Workplaces are often structured places with well-defined rules and processes to guide our behavior. In essence we are encouraged to “color within the lines” if we expect to be promoted or recognized for our contributions. But is that really the best model for creating an ideal workspace? How do leaders balance their need for structure while also encouraging employees to be creative and engaged?

A recent study suggests that many people would design their ideal workplace to be free of arbitrary restrictions. Of course, that doesn’t mean there aren’t any rules. Imagine an accounting firm that ignored GAAP (Generally Accepted Accounting Principles) or an engineering firm that failed to following quality controls or load requirements when designing a bridge.
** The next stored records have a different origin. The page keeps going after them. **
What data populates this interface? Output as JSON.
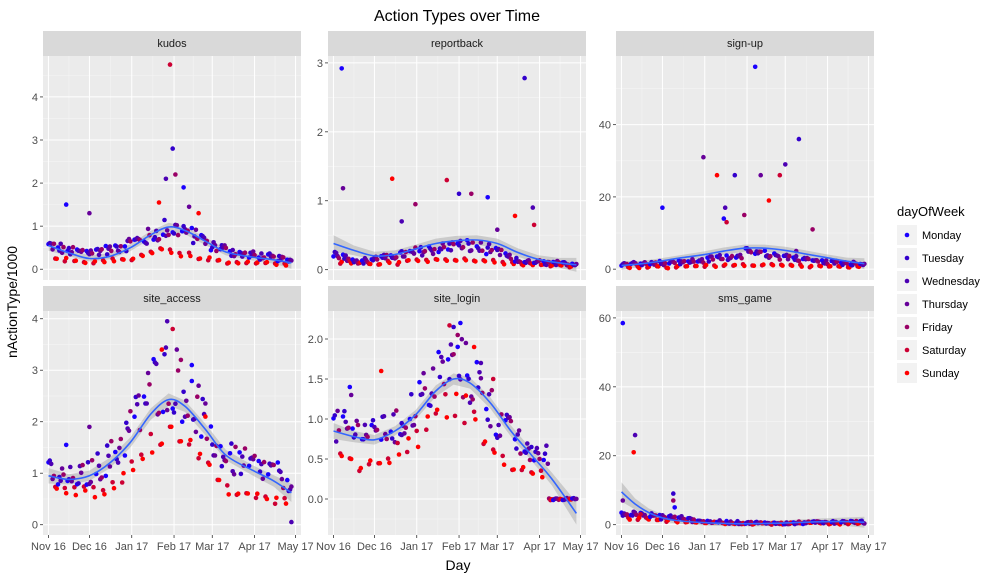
{
  "chart_data": {
    "type": "scatter",
    "title": "Action Types over Time",
    "xlabel": "Day",
    "ylabel": "nActionType/1000",
    "x_ticks": [
      "Nov 16",
      "Dec 16",
      "Jan 17",
      "Feb 17",
      "Mar 17",
      "Apr 17",
      "May 17"
    ],
    "x_tick_days": [
      0,
      30,
      61,
      92,
      120,
      151,
      181
    ],
    "xlim": [
      -4,
      185
    ],
    "legend": {
      "title": "dayOfWeek",
      "position": "right",
      "entries": [
        "Monday",
        "Tuesday",
        "Wednesday",
        "Thursday",
        "Friday",
        "Saturday",
        "Sunday"
      ],
      "colors": [
        "#1a00ff",
        "#3300cc",
        "#4c00b3",
        "#660099",
        "#990066",
        "#cc0033",
        "#ff0000"
      ]
    },
    "smooth_color": "#3366ff",
    "ribbon_color": "#999999",
    "grid": true,
    "panels": [
      {
        "name": "kudos",
        "ylim": [
          -0.25,
          4.95
        ],
        "y_ticks": [
          0,
          1,
          2,
          3,
          4
        ],
        "weekday_base": [
          [
            0,
            0.55
          ],
          [
            20,
            0.4
          ],
          [
            45,
            0.45
          ],
          [
            70,
            0.7
          ],
          [
            85,
            0.95
          ],
          [
            100,
            0.9
          ],
          [
            120,
            0.55
          ],
          [
            140,
            0.35
          ],
          [
            160,
            0.3
          ],
          [
            178,
            0.2
          ]
        ],
        "weekend_base": [
          [
            0,
            0.25
          ],
          [
            30,
            0.15
          ],
          [
            60,
            0.25
          ],
          [
            85,
            0.45
          ],
          [
            110,
            0.25
          ],
          [
            140,
            0.15
          ],
          [
            178,
            0.1
          ]
        ],
        "outliers": [
          [
            13,
            1.5
          ],
          [
            30,
            1.3
          ],
          [
            81,
            1.55
          ],
          [
            86,
            2.1
          ],
          [
            89,
            4.75
          ],
          [
            91,
            2.8
          ],
          [
            93,
            2.2
          ],
          [
            99,
            1.9
          ],
          [
            103,
            1.45
          ],
          [
            110,
            1.3
          ]
        ],
        "smooth": [
          [
            0,
            0.55
          ],
          [
            15,
            0.38
          ],
          [
            30,
            0.25
          ],
          [
            45,
            0.3
          ],
          [
            60,
            0.5
          ],
          [
            75,
            0.8
          ],
          [
            88,
            0.98
          ],
          [
            100,
            0.9
          ],
          [
            115,
            0.65
          ],
          [
            130,
            0.4
          ],
          [
            150,
            0.28
          ],
          [
            165,
            0.22
          ],
          [
            178,
            0.15
          ]
        ],
        "se": [
          0.12,
          0.08,
          0.07,
          0.07,
          0.08,
          0.09,
          0.1,
          0.09,
          0.09,
          0.08,
          0.08,
          0.09,
          0.14
        ]
      },
      {
        "name": "reportback",
        "ylim": [
          -0.15,
          3.1
        ],
        "y_ticks": [
          0,
          1,
          2,
          3
        ],
        "weekday_base": [
          [
            0,
            0.25
          ],
          [
            20,
            0.12
          ],
          [
            45,
            0.2
          ],
          [
            70,
            0.3
          ],
          [
            95,
            0.35
          ],
          [
            115,
            0.3
          ],
          [
            135,
            0.12
          ],
          [
            160,
            0.1
          ],
          [
            178,
            0.08
          ]
        ],
        "weekend_base": [
          [
            0,
            0.12
          ],
          [
            30,
            0.08
          ],
          [
            60,
            0.12
          ],
          [
            90,
            0.15
          ],
          [
            120,
            0.1
          ],
          [
            150,
            0.06
          ],
          [
            178,
            0.04
          ]
        ],
        "outliers": [
          [
            6,
            2.92
          ],
          [
            7,
            1.18
          ],
          [
            43,
            1.32
          ],
          [
            50,
            0.7
          ],
          [
            83,
            1.3
          ],
          [
            92,
            1.1
          ],
          [
            101,
            1.1
          ],
          [
            113,
            1.05
          ],
          [
            120,
            0.58
          ],
          [
            133,
            0.78
          ],
          [
            146,
            0.9
          ],
          [
            147,
            0.65
          ],
          [
            140,
            2.78
          ],
          [
            60,
            0.95
          ]
        ],
        "smooth": [
          [
            0,
            0.38
          ],
          [
            15,
            0.28
          ],
          [
            30,
            0.2
          ],
          [
            45,
            0.22
          ],
          [
            60,
            0.3
          ],
          [
            75,
            0.38
          ],
          [
            90,
            0.42
          ],
          [
            105,
            0.43
          ],
          [
            120,
            0.38
          ],
          [
            135,
            0.25
          ],
          [
            150,
            0.15
          ],
          [
            165,
            0.1
          ],
          [
            178,
            0.07
          ]
        ],
        "se": [
          0.12,
          0.07,
          0.06,
          0.06,
          0.06,
          0.07,
          0.07,
          0.07,
          0.07,
          0.06,
          0.06,
          0.07,
          0.1
        ]
      },
      {
        "name": "sign-up",
        "ylim": [
          -3,
          59
        ],
        "y_ticks": [
          0,
          20,
          40
        ],
        "weekday_base": [
          [
            0,
            1.5
          ],
          [
            30,
            1.8
          ],
          [
            60,
            2.5
          ],
          [
            90,
            4.5
          ],
          [
            120,
            3.5
          ],
          [
            150,
            2
          ],
          [
            178,
            1.5
          ]
        ],
        "weekend_base": [
          [
            0,
            0.5
          ],
          [
            60,
            0.8
          ],
          [
            100,
            1.2
          ],
          [
            140,
            0.8
          ],
          [
            178,
            0.5
          ]
        ],
        "outliers": [
          [
            30,
            17
          ],
          [
            60,
            31
          ],
          [
            70,
            26
          ],
          [
            76,
            17
          ],
          [
            77,
            13
          ],
          [
            83,
            26
          ],
          [
            90,
            15
          ],
          [
            98,
            56
          ],
          [
            102,
            26
          ],
          [
            108,
            19
          ],
          [
            120,
            29
          ],
          [
            116,
            26
          ],
          [
            130,
            36
          ],
          [
            140,
            11
          ],
          [
            75,
            14
          ],
          [
            128,
            5
          ]
        ],
        "smooth": [
          [
            0,
            1
          ],
          [
            15,
            1.5
          ],
          [
            30,
            2.3
          ],
          [
            45,
            3.2
          ],
          [
            60,
            4
          ],
          [
            75,
            5
          ],
          [
            90,
            5.8
          ],
          [
            105,
            5.8
          ],
          [
            120,
            5.2
          ],
          [
            135,
            4.2
          ],
          [
            150,
            3.2
          ],
          [
            165,
            2.2
          ],
          [
            178,
            1.5
          ]
        ],
        "se": [
          1.2,
          0.8,
          0.8,
          0.8,
          0.9,
          1,
          1,
          1,
          1,
          1,
          0.9,
          1,
          1.5
        ]
      },
      {
        "name": "site_access",
        "ylim": [
          -0.2,
          4.15
        ],
        "y_ticks": [
          0,
          1,
          2,
          3,
          4
        ],
        "weekday_base": [
          [
            0,
            1
          ],
          [
            15,
            0.9
          ],
          [
            30,
            1
          ],
          [
            50,
            1.4
          ],
          [
            65,
            2.1
          ],
          [
            80,
            2.8
          ],
          [
            90,
            2.9
          ],
          [
            100,
            2.6
          ],
          [
            115,
            1.9
          ],
          [
            130,
            1.3
          ],
          [
            150,
            1.15
          ],
          [
            165,
            1
          ],
          [
            178,
            0.85
          ]
        ],
        "weekend_base": [
          [
            0,
            0.65
          ],
          [
            20,
            0.6
          ],
          [
            45,
            0.7
          ],
          [
            70,
            1.4
          ],
          [
            85,
            1.9
          ],
          [
            100,
            1.6
          ],
          [
            120,
            0.9
          ],
          [
            140,
            0.55
          ],
          [
            160,
            0.5
          ],
          [
            178,
            0.4
          ]
        ],
        "outliers": [
          [
            13,
            1.55
          ],
          [
            30,
            1.9
          ],
          [
            83,
            3.4
          ],
          [
            87,
            3.95
          ],
          [
            91,
            3.8
          ],
          [
            93,
            4.25
          ],
          [
            97,
            3.2
          ],
          [
            105,
            3.1
          ],
          [
            110,
            2.7
          ],
          [
            115,
            2.1
          ],
          [
            178,
            0.05
          ]
        ],
        "smooth": [
          [
            0,
            0.95
          ],
          [
            15,
            0.88
          ],
          [
            30,
            0.95
          ],
          [
            45,
            1.2
          ],
          [
            60,
            1.6
          ],
          [
            75,
            2.15
          ],
          [
            88,
            2.43
          ],
          [
            100,
            2.3
          ],
          [
            115,
            1.85
          ],
          [
            130,
            1.35
          ],
          [
            150,
            1.05
          ],
          [
            165,
            0.85
          ],
          [
            178,
            0.62
          ]
        ],
        "se": [
          0.15,
          0.1,
          0.1,
          0.1,
          0.1,
          0.11,
          0.12,
          0.11,
          0.11,
          0.1,
          0.1,
          0.11,
          0.18
        ]
      },
      {
        "name": "site_login",
        "ylim": [
          -0.45,
          2.35
        ],
        "y_ticks": [
          0,
          0.5,
          1,
          1.5,
          2
        ],
        "y_tick_labels": [
          "0.0",
          "0.5",
          "1.0",
          "1.5",
          "2.0"
        ],
        "weekday_base": [
          [
            0,
            0.9
          ],
          [
            15,
            0.85
          ],
          [
            30,
            0.8
          ],
          [
            45,
            0.9
          ],
          [
            60,
            1.15
          ],
          [
            75,
            1.55
          ],
          [
            90,
            1.7
          ],
          [
            105,
            1.45
          ],
          [
            120,
            1
          ],
          [
            135,
            0.7
          ],
          [
            150,
            0.55
          ]
        ],
        "weekend_base": [
          [
            0,
            0.55
          ],
          [
            20,
            0.45
          ],
          [
            45,
            0.55
          ],
          [
            70,
            0.9
          ],
          [
            85,
            1.2
          ],
          [
            100,
            1.05
          ],
          [
            120,
            0.55
          ],
          [
            135,
            0.35
          ],
          [
            150,
            0.3
          ]
        ],
        "outliers": [
          [
            12,
            1.4
          ],
          [
            13,
            1.3
          ],
          [
            35,
            1.6
          ],
          [
            50,
            0.8
          ],
          [
            85,
            2.17
          ],
          [
            88,
            2.15
          ],
          [
            91,
            2.05
          ],
          [
            93,
            2.2
          ],
          [
            97,
            1.95
          ],
          [
            103,
            1.9
          ],
          [
            108,
            1.7
          ],
          [
            117,
            1.5
          ],
          [
            145,
            0.65
          ]
        ],
        "flat": {
          "start": 158,
          "end": 178,
          "value": 0
        },
        "smooth": [
          [
            0,
            0.85
          ],
          [
            15,
            0.78
          ],
          [
            30,
            0.74
          ],
          [
            45,
            0.85
          ],
          [
            60,
            1.05
          ],
          [
            75,
            1.35
          ],
          [
            88,
            1.5
          ],
          [
            100,
            1.45
          ],
          [
            115,
            1.2
          ],
          [
            130,
            0.85
          ],
          [
            145,
            0.55
          ],
          [
            160,
            0.25
          ],
          [
            178,
            -0.18
          ]
        ],
        "se": [
          0.1,
          0.07,
          0.06,
          0.06,
          0.06,
          0.07,
          0.07,
          0.07,
          0.07,
          0.07,
          0.07,
          0.08,
          0.14
        ]
      },
      {
        "name": "sms_game",
        "ylim": [
          -3,
          62
        ],
        "y_ticks": [
          0,
          20,
          40,
          60
        ],
        "weekday_base": [
          [
            0,
            3.5
          ],
          [
            20,
            2.5
          ],
          [
            40,
            2
          ],
          [
            60,
            1
          ],
          [
            90,
            0.5
          ],
          [
            120,
            0.4
          ],
          [
            150,
            0.8
          ],
          [
            178,
            0.7
          ]
        ],
        "weekend_base": [
          [
            0,
            2
          ],
          [
            20,
            1.5
          ],
          [
            40,
            1
          ],
          [
            60,
            0.5
          ],
          [
            100,
            0.3
          ],
          [
            150,
            0.4
          ],
          [
            178,
            0.3
          ]
        ],
        "outliers": [
          [
            1,
            58.5
          ],
          [
            1,
            7
          ],
          [
            9,
            21
          ],
          [
            10,
            26
          ],
          [
            14,
            3
          ],
          [
            38,
            9
          ],
          [
            38,
            7
          ],
          [
            39,
            5
          ],
          [
            145,
            0.8
          ]
        ],
        "smooth": [
          [
            0,
            9.5
          ],
          [
            10,
            6
          ],
          [
            20,
            3.5
          ],
          [
            30,
            2
          ],
          [
            40,
            1.2
          ],
          [
            60,
            0.6
          ],
          [
            80,
            0.3
          ],
          [
            100,
            0.3
          ],
          [
            120,
            0.5
          ],
          [
            140,
            0.8
          ],
          [
            160,
            0.9
          ],
          [
            178,
            0.7
          ]
        ],
        "se": [
          2.8,
          1.6,
          1.2,
          1,
          0.9,
          0.8,
          0.8,
          0.8,
          0.8,
          0.9,
          1.1,
          1.6
        ]
      }
    ]
  }
}
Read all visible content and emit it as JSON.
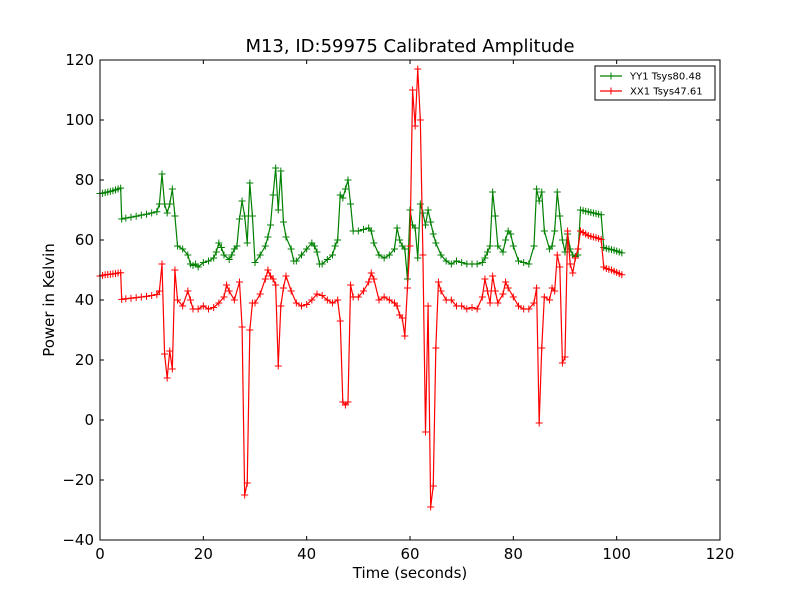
{
  "chart_data": {
    "type": "line",
    "title": "M13, ID:59975 Calibrated Amplitude",
    "xlabel": "Time (seconds)",
    "ylabel": "Power in Kelvin",
    "xlim": [
      0,
      120
    ],
    "ylim": [
      -40,
      120
    ],
    "xticks": [
      0,
      20,
      40,
      60,
      80,
      100,
      120
    ],
    "xtick_labels": [
      "0",
      "20",
      "40",
      "60",
      "80",
      "100",
      "120"
    ],
    "yticks": [
      -40,
      -20,
      0,
      20,
      40,
      60,
      80,
      100,
      120
    ],
    "ytick_labels": [
      "−40",
      "−20",
      "0",
      "20",
      "40",
      "60",
      "80",
      "100",
      "120"
    ],
    "grid": false,
    "legend": "top-right",
    "marker": "plus",
    "series": [
      {
        "name": "YY1 Tsys80.48",
        "color": "#008000",
        "points": [
          [
            0,
            75.5
          ],
          [
            0.5,
            75.6
          ],
          [
            1,
            75.8
          ],
          [
            1.5,
            76
          ],
          [
            2,
            76.2
          ],
          [
            2.5,
            76.4
          ],
          [
            3,
            76.7
          ],
          [
            3.5,
            77
          ],
          [
            4,
            77.3
          ],
          [
            4.2,
            67
          ],
          [
            5,
            67.3
          ],
          [
            6,
            67.6
          ],
          [
            7,
            67.9
          ],
          [
            8,
            68.3
          ],
          [
            9,
            68.6
          ],
          [
            10,
            69
          ],
          [
            11,
            69.4
          ],
          [
            11.5,
            72
          ],
          [
            12,
            82
          ],
          [
            12.5,
            72
          ],
          [
            13,
            69
          ],
          [
            13.5,
            72
          ],
          [
            14,
            77
          ],
          [
            14.5,
            68
          ],
          [
            15,
            58
          ],
          [
            16,
            57
          ],
          [
            17,
            55
          ],
          [
            17.5,
            52
          ],
          [
            18,
            51.5
          ],
          [
            18.5,
            52
          ],
          [
            19,
            51
          ],
          [
            20,
            52.5
          ],
          [
            21,
            53
          ],
          [
            22,
            54
          ],
          [
            22.5,
            56
          ],
          [
            23,
            59
          ],
          [
            23.5,
            57.5
          ],
          [
            24,
            55
          ],
          [
            25,
            53.5
          ],
          [
            25.5,
            55
          ],
          [
            26,
            57
          ],
          [
            26.5,
            58
          ],
          [
            27,
            67
          ],
          [
            27.5,
            73
          ],
          [
            28,
            68
          ],
          [
            28.5,
            59
          ],
          [
            29,
            79
          ],
          [
            29.5,
            68
          ],
          [
            30,
            52.5
          ],
          [
            31,
            55
          ],
          [
            32,
            58
          ],
          [
            32.5,
            61
          ],
          [
            33,
            65
          ],
          [
            33.5,
            75
          ],
          [
            34,
            84
          ],
          [
            34.5,
            70
          ],
          [
            35,
            83
          ],
          [
            35.5,
            66
          ],
          [
            36,
            61
          ],
          [
            37,
            57
          ],
          [
            37.5,
            53
          ],
          [
            38,
            53
          ],
          [
            39,
            55
          ],
          [
            40,
            57
          ],
          [
            41,
            59
          ],
          [
            41.5,
            58
          ],
          [
            42,
            56
          ],
          [
            42.5,
            52
          ],
          [
            43,
            52
          ],
          [
            44,
            53.5
          ],
          [
            45,
            55
          ],
          [
            45.5,
            58
          ],
          [
            46,
            60
          ],
          [
            46.5,
            75
          ],
          [
            47,
            74
          ],
          [
            47.5,
            77
          ],
          [
            48,
            80
          ],
          [
            48.5,
            72
          ],
          [
            49,
            63
          ],
          [
            50,
            63
          ],
          [
            51,
            63.5
          ],
          [
            52,
            64
          ],
          [
            52.5,
            63
          ],
          [
            53,
            59
          ],
          [
            54,
            55
          ],
          [
            55,
            54
          ],
          [
            56,
            55
          ],
          [
            57,
            57
          ],
          [
            57.5,
            64
          ],
          [
            58,
            60
          ],
          [
            58.5,
            58
          ],
          [
            59,
            57
          ],
          [
            59.5,
            47
          ],
          [
            60,
            70
          ],
          [
            60.5,
            65
          ],
          [
            61,
            64
          ],
          [
            61.5,
            54
          ],
          [
            62,
            72
          ],
          [
            62.5,
            69
          ],
          [
            63,
            65
          ],
          [
            63.5,
            70
          ],
          [
            64,
            66
          ],
          [
            64.5,
            62
          ],
          [
            65,
            59
          ],
          [
            66,
            55
          ],
          [
            67,
            53
          ],
          [
            68,
            52
          ],
          [
            69,
            53
          ],
          [
            70,
            52.5
          ],
          [
            71,
            52
          ],
          [
            72,
            52
          ],
          [
            73,
            52
          ],
          [
            74,
            52.5
          ],
          [
            74.5,
            54
          ],
          [
            75,
            56
          ],
          [
            75.5,
            58
          ],
          [
            76,
            76
          ],
          [
            76.5,
            68
          ],
          [
            77,
            58
          ],
          [
            78,
            56
          ],
          [
            78.5,
            60
          ],
          [
            79,
            63
          ],
          [
            79.5,
            62
          ],
          [
            80,
            58
          ],
          [
            81,
            53
          ],
          [
            82,
            52.5
          ],
          [
            83,
            52
          ],
          [
            84,
            58
          ],
          [
            84.5,
            77
          ],
          [
            85,
            73
          ],
          [
            85.5,
            76
          ],
          [
            86,
            63
          ],
          [
            87,
            57
          ],
          [
            87.5,
            58
          ],
          [
            88,
            63
          ],
          [
            88.5,
            76
          ],
          [
            89,
            68
          ],
          [
            89.5,
            60
          ],
          [
            90,
            56
          ],
          [
            90.5,
            62
          ],
          [
            91,
            57
          ],
          [
            91.5,
            55
          ],
          [
            92,
            54.5
          ],
          [
            92.5,
            55
          ],
          [
            93,
            70
          ],
          [
            93.5,
            69.8
          ],
          [
            94,
            69.6
          ],
          [
            94.5,
            69.4
          ],
          [
            95,
            69.2
          ],
          [
            95.5,
            69
          ],
          [
            96,
            68.8
          ],
          [
            96.5,
            68.6
          ],
          [
            97,
            68.4
          ],
          [
            97.5,
            57.5
          ],
          [
            98,
            57.2
          ],
          [
            98.5,
            57
          ],
          [
            99,
            56.8
          ],
          [
            99.5,
            56.6
          ],
          [
            100,
            56.3
          ],
          [
            100.5,
            56
          ],
          [
            101,
            55.7
          ]
        ]
      },
      {
        "name": "XX1 Tsys47.61",
        "color": "#ff0000",
        "points": [
          [
            0,
            48
          ],
          [
            0.5,
            48.2
          ],
          [
            1,
            48.4
          ],
          [
            1.5,
            48.5
          ],
          [
            2,
            48.6
          ],
          [
            2.5,
            48.7
          ],
          [
            3,
            48.8
          ],
          [
            3.5,
            49
          ],
          [
            4,
            49.1
          ],
          [
            4.2,
            40.2
          ],
          [
            5,
            40.4
          ],
          [
            6,
            40.6
          ],
          [
            7,
            40.8
          ],
          [
            8,
            41
          ],
          [
            9,
            41.2
          ],
          [
            10,
            41.5
          ],
          [
            11,
            41.8
          ],
          [
            11.5,
            43
          ],
          [
            12,
            52
          ],
          [
            12.5,
            22
          ],
          [
            13,
            14
          ],
          [
            13.5,
            23
          ],
          [
            14,
            17
          ],
          [
            14.5,
            50
          ],
          [
            15,
            40
          ],
          [
            16,
            38
          ],
          [
            17,
            43
          ],
          [
            17.5,
            40
          ],
          [
            18,
            37
          ],
          [
            19,
            37
          ],
          [
            20,
            38
          ],
          [
            21,
            37
          ],
          [
            22,
            37.5
          ],
          [
            23,
            39
          ],
          [
            24,
            41
          ],
          [
            24.5,
            45
          ],
          [
            25,
            43
          ],
          [
            26,
            40
          ],
          [
            27,
            46
          ],
          [
            27.5,
            31
          ],
          [
            28,
            -25
          ],
          [
            28.5,
            -21
          ],
          [
            29,
            30
          ],
          [
            29.5,
            39
          ],
          [
            30,
            39
          ],
          [
            31,
            42
          ],
          [
            32,
            47
          ],
          [
            32.5,
            50
          ],
          [
            33,
            48
          ],
          [
            33.5,
            47
          ],
          [
            34,
            45
          ],
          [
            34.5,
            18
          ],
          [
            35,
            38
          ],
          [
            35.5,
            44
          ],
          [
            36,
            48
          ],
          [
            37,
            43
          ],
          [
            38,
            39
          ],
          [
            39,
            38
          ],
          [
            40,
            38.5
          ],
          [
            41,
            40
          ],
          [
            42,
            42
          ],
          [
            43,
            41.5
          ],
          [
            44,
            40
          ],
          [
            45,
            39
          ],
          [
            46,
            40
          ],
          [
            46.5,
            33
          ],
          [
            47,
            6
          ],
          [
            47.5,
            5
          ],
          [
            48,
            6
          ],
          [
            48.5,
            45
          ],
          [
            49,
            41
          ],
          [
            50,
            41
          ],
          [
            51,
            43
          ],
          [
            52,
            46
          ],
          [
            52.5,
            49
          ],
          [
            53,
            47
          ],
          [
            54,
            40
          ],
          [
            55,
            41
          ],
          [
            56,
            40
          ],
          [
            57,
            39
          ],
          [
            57.5,
            38
          ],
          [
            58,
            35
          ],
          [
            58.5,
            34
          ],
          [
            59,
            28
          ],
          [
            59.5,
            44
          ],
          [
            60,
            58
          ],
          [
            60.5,
            110
          ],
          [
            61,
            98
          ],
          [
            61.5,
            117
          ],
          [
            62,
            100
          ],
          [
            62.5,
            55
          ],
          [
            63,
            -4
          ],
          [
            63.5,
            38
          ],
          [
            64,
            -29
          ],
          [
            64.5,
            -22
          ],
          [
            65,
            24
          ],
          [
            65.5,
            46
          ],
          [
            66,
            43
          ],
          [
            67,
            40
          ],
          [
            68,
            40
          ],
          [
            69,
            38
          ],
          [
            70,
            38
          ],
          [
            71,
            37
          ],
          [
            72,
            37.5
          ],
          [
            73,
            37
          ],
          [
            74,
            41
          ],
          [
            74.5,
            47
          ],
          [
            75,
            43
          ],
          [
            75.5,
            39
          ],
          [
            76,
            48
          ],
          [
            76.5,
            43
          ],
          [
            77,
            39
          ],
          [
            78,
            42
          ],
          [
            78.5,
            46
          ],
          [
            79,
            44
          ],
          [
            80,
            41
          ],
          [
            81,
            38
          ],
          [
            82,
            37
          ],
          [
            83,
            37
          ],
          [
            84,
            39
          ],
          [
            84.5,
            44
          ],
          [
            85,
            -1
          ],
          [
            85.5,
            24
          ],
          [
            86,
            41
          ],
          [
            87,
            40
          ],
          [
            87.5,
            44
          ],
          [
            88,
            43
          ],
          [
            88.5,
            55
          ],
          [
            89,
            51
          ],
          [
            89.5,
            19
          ],
          [
            90,
            21
          ],
          [
            90.5,
            63
          ],
          [
            91,
            52
          ],
          [
            91.5,
            49
          ],
          [
            92,
            54
          ],
          [
            92.5,
            57
          ],
          [
            93,
            63
          ],
          [
            93.5,
            62.5
          ],
          [
            94,
            62
          ],
          [
            94.5,
            61.5
          ],
          [
            95,
            61.2
          ],
          [
            95.5,
            61
          ],
          [
            96,
            60.8
          ],
          [
            96.5,
            60.5
          ],
          [
            97,
            60.2
          ],
          [
            97.5,
            51
          ],
          [
            98,
            50.5
          ],
          [
            98.5,
            50.2
          ],
          [
            99,
            50
          ],
          [
            99.5,
            49.6
          ],
          [
            100,
            49.2
          ],
          [
            100.5,
            48.8
          ],
          [
            101,
            48.4
          ]
        ]
      }
    ]
  }
}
The former business would soon be liable for fraud and the latter sued because their structure collapsed.

Some rules and organizational structure are necessary for success. But processes and best practices don’t need to be punitive or bureaucratic, especially if employees view them as legitimate. The reason many rules are resented and subsequently ignored is because they lack any moral authority. No one enjoys “coloring between the lines” out of duty or coercion. It is only when they can see a larger more compelling vision of their work that employees will embrace the need for some order amid the chaotic marketplace.

A workplace culture that encourages face-to-face communication versus a reliance on emails and texts could transform relationships and avoid many of the other rules that tend to accompany internet and social media use. When a leader demonstrates trust by eliminating paperwork for tracking expenses she is encouraging the team to hold each other accountable for not abusing this privilege. If the company structure supports a mission that is widely understood and affirmed by team members unnecessary rules and regulations won’t be required for the organization to be efficient and productive.

There will probably always be leaders and enterprises that try to force employees to stay within the lines. Sadly they will often fail to engage the very best from their workers and may not attract the brightest and best in the first place. When leaders allow people to be themselves, tell the truth, provide purpose and meaning, and connect work with something worthy, they can expect a different response from their team. Perhaps they will even learn to appreciate when you draw outside the lines.